Extant period images, descriptions, and artifacts (scrupulously handled) are deployed to explore how the first audiences potentially read the actors’ attire. In Hamlet, costuming is shown to define political relations between characters and the degree to which Hamlet's difference in his inky black upheld a moral system that was genuinely subversive of Claudius's rule. The fact that Claudius's likely costume (particularly his Danish-style pludderhose, as determined by Escolme) would define him as a comic character brought a profound irony to the discovery that he is the Machiavellian shaper of the whole tragedy. Mourning black clothes here conveyed social implications within the dramaturgical structuring, but those intimations changed with time, especially with Irving, when the black was deliberately cultivated to offset the actor's face, turning the tragedy inward, to be less about self-assertion, as previously, than about self-discovery.
Much Ado is examined for its relating of luxury with gender politics, violence, and warfare, and for the increasing tendency of productions to soften the darkness of Hero's disrupted marriage and its troubling consequences in preference for varying depictions of country house nostalgia and settled content. This theme in Escolme's argument is supported by detailed consideration (including a brilliant analysis of Judi Dench's portrayal) of where Beatrice is placed visually on the play's social scale and how knowing and secure she is in that situation. Directors have similarly begun creatively exploring through costuming the role of Don John, now that bastardy is not viewed as socially pejorative as in the text. It is good that for much of this chapter the RSC (the majority of the productions under study post-1956 are drawn from their seasons and archives) is an object not of veneration as heritage Shakespeare but of careful scrutiny against a wider determining culture.

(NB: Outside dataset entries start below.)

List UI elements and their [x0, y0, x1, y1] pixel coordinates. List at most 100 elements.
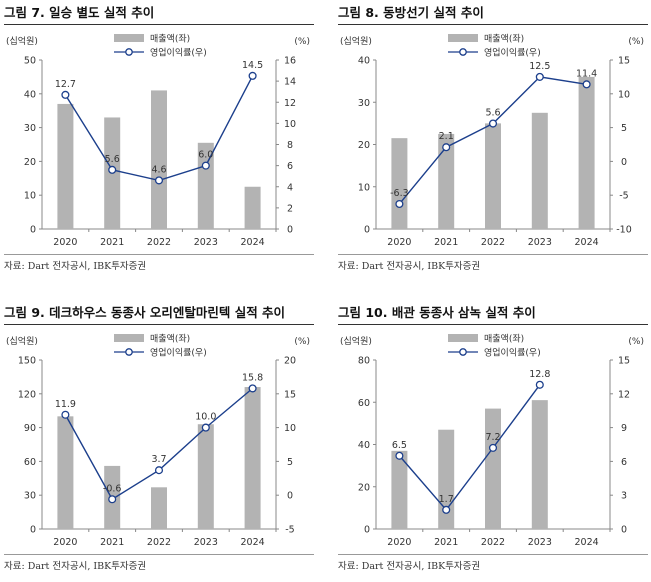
x-tick-label: 2021 [100, 237, 124, 248]
source-note: 자료: Dart 전자공시, IBK투자증권 [338, 561, 481, 572]
x-tick-label: 2023 [528, 237, 552, 248]
left-tick-label: 20 [358, 140, 370, 151]
left-tick-label: 0 [30, 525, 36, 536]
legend-bar-swatch [114, 34, 144, 42]
point-margin-2021 [442, 505, 451, 514]
source-rule [4, 554, 314, 555]
data-label-margin-2024: 11.4 [576, 68, 597, 79]
source-rule [338, 254, 648, 255]
legend-bar-swatch [114, 334, 144, 342]
line-operating-margin [64, 387, 254, 501]
chart-panel-3: 그림 9. 데크하우스 동종사 오리엔탈마린텍 실적 추이 (십억원) (%) 매출… [4, 302, 314, 582]
chart-4-svg: (십억원) (%) 매출액(좌) 영업이익률(우) 0 20 40 60 80 0 3 6 9 12 15 2… [340, 333, 644, 549]
right-tick-label: 4 [287, 182, 293, 193]
point-margin-2022 [154, 176, 164, 185]
bar-revenue-2020 [57, 416, 74, 529]
left-axis-unit: (십억원) [340, 35, 372, 47]
right-axis-unit: (%) [628, 37, 644, 47]
legend-label-revenue: 매출액(좌) [484, 333, 524, 345]
left-tick-label: 40 [358, 440, 370, 451]
title-rule [4, 324, 314, 325]
left-tick-label: 150 [18, 356, 36, 367]
point-margin-2022 [488, 119, 498, 128]
data-label-margin-2022: 5.6 [485, 108, 500, 119]
right-tick-label: 2 [287, 203, 293, 214]
point-margin-2023 [535, 72, 544, 81]
bar-revenue-2022 [151, 487, 167, 529]
right-tick-label: 0 [287, 225, 293, 236]
bar-revenue-2022 [151, 90, 167, 229]
legend-label-margin: 영업이익률(우) [150, 347, 207, 359]
bar-revenue-2023 [531, 400, 548, 529]
left-tick-label: 20 [24, 157, 36, 168]
right-tick-label: 3 [621, 491, 627, 502]
point-margin-2022 [154, 466, 164, 475]
title-rule [4, 24, 314, 25]
bar-revenue-2023 [531, 112, 548, 229]
legend-label-revenue: 매출액(좌) [484, 33, 524, 45]
point-margin-2023 [201, 423, 210, 432]
chart-title: 그림 7. 일승 별도 실적 추이 [4, 5, 155, 20]
bar-revenue-2022 [485, 123, 501, 229]
right-tick-label: 10 [618, 89, 630, 100]
data-label-margin-2021: -0.6 [103, 483, 122, 494]
source-note: 자료: Dart 전자공시, IBK투자증권 [4, 261, 147, 272]
x-tick-label: 2022 [481, 237, 505, 248]
right-tick-label: 15 [284, 389, 296, 400]
left-axis-unit: (십억원) [6, 335, 38, 347]
x-tick-label: 2020 [387, 537, 411, 548]
chart-title: 그림 8. 동방선기 실적 추이 [338, 5, 484, 20]
right-tick-label: 15 [618, 356, 630, 367]
data-label-margin-2024: 14.5 [242, 60, 263, 71]
left-tick-label: 120 [18, 389, 36, 400]
data-label-margin-2022: 3.7 [151, 454, 166, 465]
legend-label-revenue: 매출액(좌) [150, 333, 190, 345]
x-tick-label: 2024 [241, 537, 265, 548]
chart-3-svg: (십억원) (%) 매출액(좌) 영업이익률(우) 0 30 60 90 120 150 -5 0 5 1… [6, 333, 310, 549]
bar-revenue-2020 [57, 103, 74, 229]
bar-revenue-2021 [438, 429, 455, 529]
legend-label-margin: 영업이익률(우) [484, 347, 541, 359]
x-tick-label: 2020 [53, 237, 77, 248]
right-axis-unit: (%) [628, 337, 644, 347]
right-tick-label: 10 [284, 119, 296, 130]
point-margin-2024 [248, 384, 257, 393]
point-margin-2023 [201, 161, 210, 170]
right-tick-label: 20 [284, 356, 296, 367]
legend-label-margin: 영업이익률(우) [484, 47, 541, 59]
right-tick-label: -10 [616, 225, 632, 236]
x-tick-label: 2024 [241, 237, 265, 248]
x-tick-label: 2021 [434, 537, 458, 548]
data-label-margin-2022: 7.2 [485, 432, 500, 443]
right-tick-label: 12 [284, 98, 296, 109]
point-margin-2020 [395, 199, 404, 209]
legend-label-margin: 영업이익률(우) [150, 47, 207, 59]
bar-revenue-2023 [197, 424, 214, 529]
left-tick-label: 60 [358, 398, 370, 409]
left-tick-label: 40 [358, 56, 370, 67]
data-label-margin-2022: 4.6 [151, 164, 166, 175]
data-label-margin-2024: 15.8 [242, 372, 263, 383]
right-tick-label: 5 [287, 457, 293, 468]
left-tick-label: 10 [358, 182, 370, 193]
legend-marker-icon [459, 348, 467, 356]
right-tick-label: -5 [285, 525, 294, 536]
data-label-margin-2020: 12.7 [55, 79, 76, 90]
title-rule [338, 24, 648, 25]
x-tick-label: 2024 [575, 237, 599, 248]
data-label-margin-2023: 12.8 [529, 369, 550, 380]
line-operating-margin [398, 384, 541, 511]
chart-2-svg: (십억원) (%) 매출액(좌) 영업이익률(우) 0 10 20 30 40 -10 -5 0 5 10… [340, 33, 644, 249]
source-rule [338, 554, 648, 555]
bar-revenue-2024 [578, 76, 595, 230]
data-label-margin-2023: 12.5 [529, 61, 550, 72]
right-tick-label: 9 [621, 423, 627, 434]
right-axis-unit: (%) [294, 337, 310, 347]
left-tick-label: 40 [24, 89, 36, 100]
chart-panel-1: 그림 7. 일승 별도 실적 추이 (십억원) (%) 매출액(좌) 영업이익률(우)… [4, 2, 314, 282]
data-label-margin-2021: 5.6 [105, 154, 120, 165]
right-tick-label: 16 [284, 56, 296, 67]
left-tick-label: 30 [24, 491, 36, 502]
chart-title: 그림 9. 데크하우스 동종사 오리엔탈마린텍 실적 추이 [4, 305, 286, 320]
bar-revenue-2022 [485, 408, 501, 529]
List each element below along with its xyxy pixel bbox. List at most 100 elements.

With The Tempest, Escolme engages with imperial and postcolonial rhetoric and attitudes and what increasingly have been judged as racist elements within the play. Accounts of Elizabethan and Jacobean travels to the Americas do not afford elucidatory help here, while representations of monsters and exotic appearances in the court masques would not have impacted seriously how general theatergoers would read Ariel, Caliban, and the Goddesses, although Escolme makes tentative headway in referencing Burbage and Rice's undertaking the roles of Amphion and Corinea (figures half-human and half-divine) in a river pageant of 1610, keeping their costumes (for reuse?) subsequently as payment.

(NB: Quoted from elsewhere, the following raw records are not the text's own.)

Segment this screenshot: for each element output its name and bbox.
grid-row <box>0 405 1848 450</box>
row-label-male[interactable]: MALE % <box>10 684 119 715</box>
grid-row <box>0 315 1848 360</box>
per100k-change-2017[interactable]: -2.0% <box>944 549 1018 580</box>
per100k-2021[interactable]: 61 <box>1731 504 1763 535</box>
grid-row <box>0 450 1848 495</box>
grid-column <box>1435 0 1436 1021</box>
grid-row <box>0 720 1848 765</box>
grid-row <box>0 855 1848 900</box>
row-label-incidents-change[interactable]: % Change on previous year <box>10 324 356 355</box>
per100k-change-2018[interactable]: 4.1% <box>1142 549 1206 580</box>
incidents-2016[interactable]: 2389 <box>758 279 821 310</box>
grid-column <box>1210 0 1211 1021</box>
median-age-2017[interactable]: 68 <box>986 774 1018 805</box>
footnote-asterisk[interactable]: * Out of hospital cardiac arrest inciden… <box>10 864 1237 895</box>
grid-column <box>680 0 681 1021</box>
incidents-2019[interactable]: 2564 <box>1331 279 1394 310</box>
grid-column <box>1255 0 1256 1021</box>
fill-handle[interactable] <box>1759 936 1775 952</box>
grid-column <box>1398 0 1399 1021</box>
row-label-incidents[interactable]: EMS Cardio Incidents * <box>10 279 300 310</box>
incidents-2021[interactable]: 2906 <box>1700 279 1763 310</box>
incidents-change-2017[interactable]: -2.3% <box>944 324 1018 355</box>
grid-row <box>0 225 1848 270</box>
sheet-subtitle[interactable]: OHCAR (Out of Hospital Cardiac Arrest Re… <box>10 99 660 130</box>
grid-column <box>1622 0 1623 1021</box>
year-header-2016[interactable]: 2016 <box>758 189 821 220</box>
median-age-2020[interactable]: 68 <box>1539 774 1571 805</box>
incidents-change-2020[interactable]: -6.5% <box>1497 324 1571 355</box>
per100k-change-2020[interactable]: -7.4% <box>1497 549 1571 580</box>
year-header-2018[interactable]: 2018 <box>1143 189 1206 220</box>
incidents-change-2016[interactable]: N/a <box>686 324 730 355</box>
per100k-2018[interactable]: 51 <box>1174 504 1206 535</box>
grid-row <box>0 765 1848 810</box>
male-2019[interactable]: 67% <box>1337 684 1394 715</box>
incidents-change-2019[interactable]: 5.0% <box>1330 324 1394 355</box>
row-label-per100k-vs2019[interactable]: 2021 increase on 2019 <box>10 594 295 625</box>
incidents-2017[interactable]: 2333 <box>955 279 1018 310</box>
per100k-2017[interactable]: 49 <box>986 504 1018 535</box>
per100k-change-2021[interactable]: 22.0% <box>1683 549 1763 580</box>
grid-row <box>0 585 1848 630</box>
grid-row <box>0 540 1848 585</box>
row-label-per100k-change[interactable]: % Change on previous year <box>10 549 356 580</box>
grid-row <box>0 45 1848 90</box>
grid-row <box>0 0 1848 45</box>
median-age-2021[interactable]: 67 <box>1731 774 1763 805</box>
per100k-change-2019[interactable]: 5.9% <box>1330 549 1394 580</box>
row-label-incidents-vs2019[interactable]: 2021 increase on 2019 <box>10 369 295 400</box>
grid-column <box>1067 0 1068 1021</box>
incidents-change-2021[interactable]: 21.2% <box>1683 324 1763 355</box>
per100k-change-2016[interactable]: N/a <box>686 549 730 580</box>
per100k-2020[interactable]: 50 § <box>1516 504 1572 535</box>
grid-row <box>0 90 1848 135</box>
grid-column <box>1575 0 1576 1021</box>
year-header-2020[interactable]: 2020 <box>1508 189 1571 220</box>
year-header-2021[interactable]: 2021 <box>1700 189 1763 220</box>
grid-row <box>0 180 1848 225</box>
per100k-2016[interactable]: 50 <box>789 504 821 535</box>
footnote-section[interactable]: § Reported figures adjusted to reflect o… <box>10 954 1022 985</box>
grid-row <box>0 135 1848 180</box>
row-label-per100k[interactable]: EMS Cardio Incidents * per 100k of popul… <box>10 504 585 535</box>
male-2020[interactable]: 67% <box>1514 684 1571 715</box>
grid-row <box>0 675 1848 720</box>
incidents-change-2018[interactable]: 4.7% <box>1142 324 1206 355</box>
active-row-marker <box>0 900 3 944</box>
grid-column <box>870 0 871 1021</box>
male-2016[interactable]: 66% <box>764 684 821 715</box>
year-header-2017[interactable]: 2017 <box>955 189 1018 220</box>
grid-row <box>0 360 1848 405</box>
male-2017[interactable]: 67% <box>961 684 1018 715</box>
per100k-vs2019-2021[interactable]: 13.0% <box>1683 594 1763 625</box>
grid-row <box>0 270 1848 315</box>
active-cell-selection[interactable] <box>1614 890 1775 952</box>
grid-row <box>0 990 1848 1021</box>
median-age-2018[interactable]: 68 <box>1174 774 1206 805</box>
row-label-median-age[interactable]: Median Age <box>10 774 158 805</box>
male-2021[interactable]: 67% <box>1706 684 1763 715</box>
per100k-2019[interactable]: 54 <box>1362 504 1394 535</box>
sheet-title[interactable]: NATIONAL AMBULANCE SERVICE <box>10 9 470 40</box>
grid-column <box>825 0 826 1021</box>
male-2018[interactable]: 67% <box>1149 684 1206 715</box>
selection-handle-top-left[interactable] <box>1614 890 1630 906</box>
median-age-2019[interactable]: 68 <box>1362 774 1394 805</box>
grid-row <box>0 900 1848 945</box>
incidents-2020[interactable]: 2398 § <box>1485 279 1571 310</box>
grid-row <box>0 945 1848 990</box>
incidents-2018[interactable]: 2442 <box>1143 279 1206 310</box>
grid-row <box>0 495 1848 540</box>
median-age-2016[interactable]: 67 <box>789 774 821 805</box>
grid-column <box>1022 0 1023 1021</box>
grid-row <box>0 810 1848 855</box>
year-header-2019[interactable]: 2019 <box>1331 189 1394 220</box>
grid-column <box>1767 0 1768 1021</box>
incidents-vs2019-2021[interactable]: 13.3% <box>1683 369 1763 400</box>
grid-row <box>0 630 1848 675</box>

Color throughout the whole spectrum of its meanings and inferences is foregrounded and gives rise to searching analyses of how Ariel and Caliban are dressed to contrast with Prospero. There is a profound examination of the semiology of white and whiteness, before the discussion extends to critiques of recent attempts at color-blind casting and aestheticized, apolitical stagings in trying to avoid the play's troubling challenges over representation. Productions interpreting characters and action as symbolic of Prospero's imagination have disappeared of late; now more likely the symbolic approach evokes how the play depicts his journey to a more enhanced selfhood, even while engaging with issues of racism.

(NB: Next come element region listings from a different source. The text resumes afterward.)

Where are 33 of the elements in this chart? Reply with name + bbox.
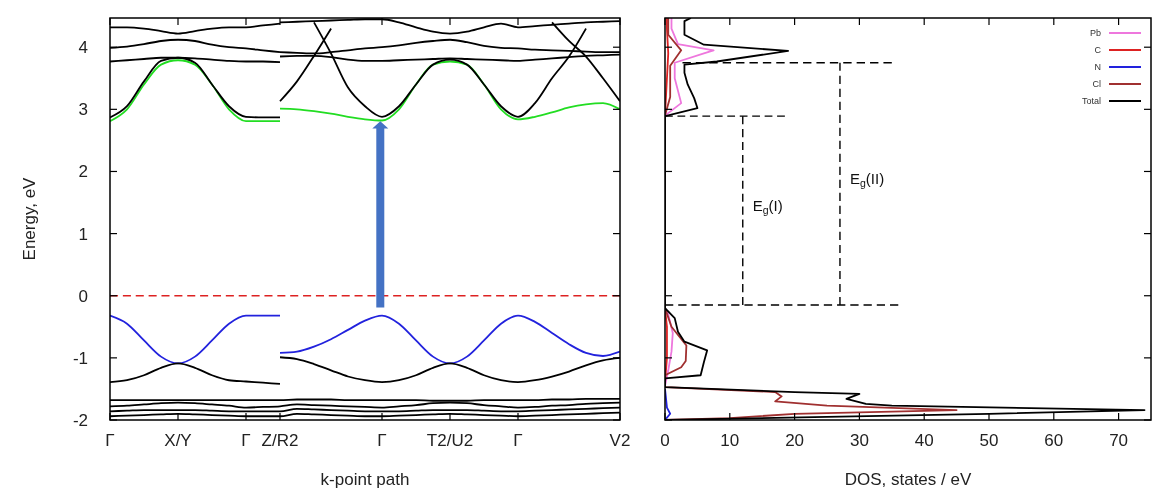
x-tick-label: Γ (513, 431, 523, 450)
y-tick-label: 1 (78, 224, 88, 244)
series-label: E$_{g}$(I) (752, 196, 783, 216)
x-tick-label: V2 (609, 431, 631, 450)
x-tick-label: 20 (785, 431, 805, 450)
y-tick-label: 4 (78, 38, 88, 58)
x-tick-label: 50 (979, 431, 999, 450)
legend-label: C (1094, 45, 1102, 55)
legend-label: Pb (1089, 28, 1101, 38)
x-tick-label: 70 (1109, 431, 1129, 450)
y-tick-label: 2 (78, 162, 88, 182)
y-tick-label: -2 (72, 411, 88, 430)
x-axis-title: k-point path (320, 470, 410, 489)
x-axis-title: DOS, states / eV (844, 470, 972, 489)
legend-label: Cl (1092, 79, 1101, 89)
x-tick-label: 40 (914, 431, 934, 450)
y-tick-label: 3 (78, 100, 88, 120)
x-tick-label: T2/U2 (426, 431, 474, 450)
legend-label: Total (1081, 96, 1101, 106)
y-axis-title: Energy, eV (20, 176, 39, 261)
x-tick-label: X/Y (164, 431, 192, 450)
x-tick-label: 30 (849, 431, 869, 450)
x-tick-label: Γ (241, 431, 251, 450)
x-tick-label: Z/R2 (261, 431, 299, 450)
x-tick-label: 10 (720, 431, 740, 450)
x-tick-label: 0 (660, 431, 670, 450)
legend-label: N (1094, 62, 1101, 72)
y-tick-label: -1 (72, 348, 88, 368)
series-label: E$_{g}$(II) (849, 169, 885, 190)
x-tick-label: 60 (1044, 431, 1064, 450)
x-tick-label: Γ (105, 431, 115, 450)
y-tick-label: 0 (78, 286, 88, 306)
x-tick-label: Γ (377, 431, 387, 450)
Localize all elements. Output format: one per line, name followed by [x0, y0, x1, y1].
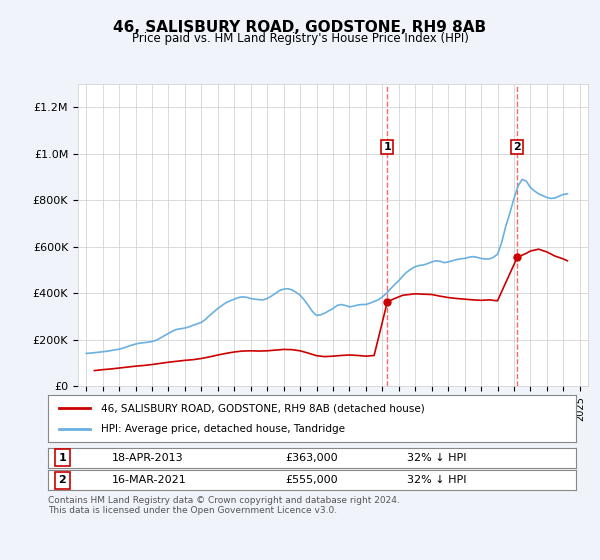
Text: 46, SALISBURY ROAD, GODSTONE, RH9 8AB (detached house): 46, SALISBURY ROAD, GODSTONE, RH9 8AB (d…: [101, 403, 425, 413]
Text: 32% ↓ HPI: 32% ↓ HPI: [407, 453, 467, 463]
Text: £363,000: £363,000: [286, 453, 338, 463]
Text: Contains HM Land Registry data © Crown copyright and database right 2024.
This d: Contains HM Land Registry data © Crown c…: [48, 496, 400, 515]
Text: 1: 1: [59, 453, 67, 463]
Text: Price paid vs. HM Land Registry's House Price Index (HPI): Price paid vs. HM Land Registry's House …: [131, 32, 469, 45]
Text: 32% ↓ HPI: 32% ↓ HPI: [407, 475, 467, 485]
Text: 1: 1: [383, 142, 391, 152]
Text: 2: 2: [59, 475, 67, 485]
Text: 2: 2: [514, 142, 521, 152]
Text: 46, SALISBURY ROAD, GODSTONE, RH9 8AB: 46, SALISBURY ROAD, GODSTONE, RH9 8AB: [113, 20, 487, 35]
Text: 16-MAR-2021: 16-MAR-2021: [112, 475, 186, 485]
Text: £555,000: £555,000: [286, 475, 338, 485]
Text: 18-APR-2013: 18-APR-2013: [112, 453, 183, 463]
Text: HPI: Average price, detached house, Tandridge: HPI: Average price, detached house, Tand…: [101, 424, 345, 434]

Interviews with contemporary designers conclude the main thesis, analyzing their processes and related methodologies. Escolme's own methodology impresses overall for its breadth, offering fresh perspectives onto how culturally and materially spectators’ reading of how a performance appears is shaped, perhaps manipulated, or freed, as they reach for insight into their experience. Studying this volume is a lesson in such nuanced reading.